Mitt Romney, le candidat de l’opposition républicaine, se trouve aujourd’hui dans la position où se trouvait François Hollande hier. Saura-t-il sortir du mystère qui entoure sa personnalité ou demeurera-t-il aux yeux des Américains ce qu’était resté Lionel Jospin en 2002, une personnalité désincarnée, froide et lointaine ?
Tel est le premier enjeu des élections américaines, qui tient à l’éligibilité personnelle d’un homme. Barack Obama, en dépit de sa distance aristocratique, de son approche cérébrale des problèmes, apparaît d’une extrême chaleur communicative en comparaison de Mitt Romney. C’est encore aujourd’hui avec le président en place, plus qu’avec son rival, qu’une majorité d’Américains préféreraient « prendre une bière ». Qu’en sera-t-il à l’issue de la campagne ?
Au-delà des hommes, il y a leurs programmes. Le second enjeu du scrutin est cette année de nature idéologique. En prenant Paul Ryan comme colistier, Mitt Romney a-t-il – toutes proportions gardées -, en termes français, fait le choix d’une stratégie « à la Patrick Buisson » ? Dans le cas américain, la question de la taille et du rôle du gouvernement s’est substituée à celle de l’identité nationale. Mais Romney ne risque-t-il pas – pour ne pas perdre une seule voix sur sa droite et mobiliser les ultra-conservateurs du Tea Party -d’aliéner une partie des électeurs du centre, ces électeurs dits « indépendants » qui s’étaient ralliés massivement derrière Obama en 2008 ?
Certes, ces électeurs ne sont pas très nombreux, mais ne sont-ils pas – à la marge -décisifs, comme a pu l’être en France ce « marais humaniste » qui s’est reporté pour des raisons éthiques sur François Hollande.
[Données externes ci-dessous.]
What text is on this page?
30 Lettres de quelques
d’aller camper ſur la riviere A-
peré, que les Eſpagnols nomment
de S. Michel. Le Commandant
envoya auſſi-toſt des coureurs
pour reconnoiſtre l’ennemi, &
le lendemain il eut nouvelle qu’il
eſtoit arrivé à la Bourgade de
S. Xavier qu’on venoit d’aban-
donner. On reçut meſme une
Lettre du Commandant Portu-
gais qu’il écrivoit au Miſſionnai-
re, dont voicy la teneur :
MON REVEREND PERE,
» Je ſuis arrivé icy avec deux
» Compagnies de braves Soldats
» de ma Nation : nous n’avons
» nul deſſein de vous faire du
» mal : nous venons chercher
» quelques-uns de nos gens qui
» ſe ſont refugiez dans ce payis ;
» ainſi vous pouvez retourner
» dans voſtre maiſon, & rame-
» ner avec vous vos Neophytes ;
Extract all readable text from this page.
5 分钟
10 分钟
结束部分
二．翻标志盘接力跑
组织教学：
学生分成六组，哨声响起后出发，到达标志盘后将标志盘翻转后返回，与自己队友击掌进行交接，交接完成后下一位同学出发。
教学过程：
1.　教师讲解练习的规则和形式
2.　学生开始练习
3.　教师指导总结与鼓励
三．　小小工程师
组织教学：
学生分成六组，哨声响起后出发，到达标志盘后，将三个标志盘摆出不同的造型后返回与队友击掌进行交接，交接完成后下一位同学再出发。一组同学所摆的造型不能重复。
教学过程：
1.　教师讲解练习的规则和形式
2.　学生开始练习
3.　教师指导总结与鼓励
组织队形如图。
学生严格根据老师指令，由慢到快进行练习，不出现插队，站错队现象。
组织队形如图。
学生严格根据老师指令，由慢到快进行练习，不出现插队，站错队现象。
En durcissant sa campagne, en lui donnant une orientation plus idéologique, Mitt Romney le « centriste », que le Parti républicain jugeait trop tiède, ne risque-t-il pas aussi d’affaiblir la portée de son message central ? En mettant l’accent sur la question du déficit, Romney dit aux Américains « le changement, c’est urgent » ou « c’est moi ou le déclin inéluctable ». Mais s’il pose une bonne question, le candidat républicain y apporte-t-il une bonne réponse ? Même si Paul Ryan mettra très certainement de l’eau dans son vin intégriste en matière de lutte contre les déficits, la classe moyenne américaine n’est pas prête à se serrer seule la ceinture au moment où les plus riches connaîtraient des dégrèvements fiscaux importants. Peut-on lancer un grand et nécessaire débat de société -êtes-vous prêts à remettre en cause des avantages acquis que la société n’a plus les moyens de vous assurer ? -si au point de départ tout le monde, en fonction de sa richesse, ne se voit pas demander des sacrifices.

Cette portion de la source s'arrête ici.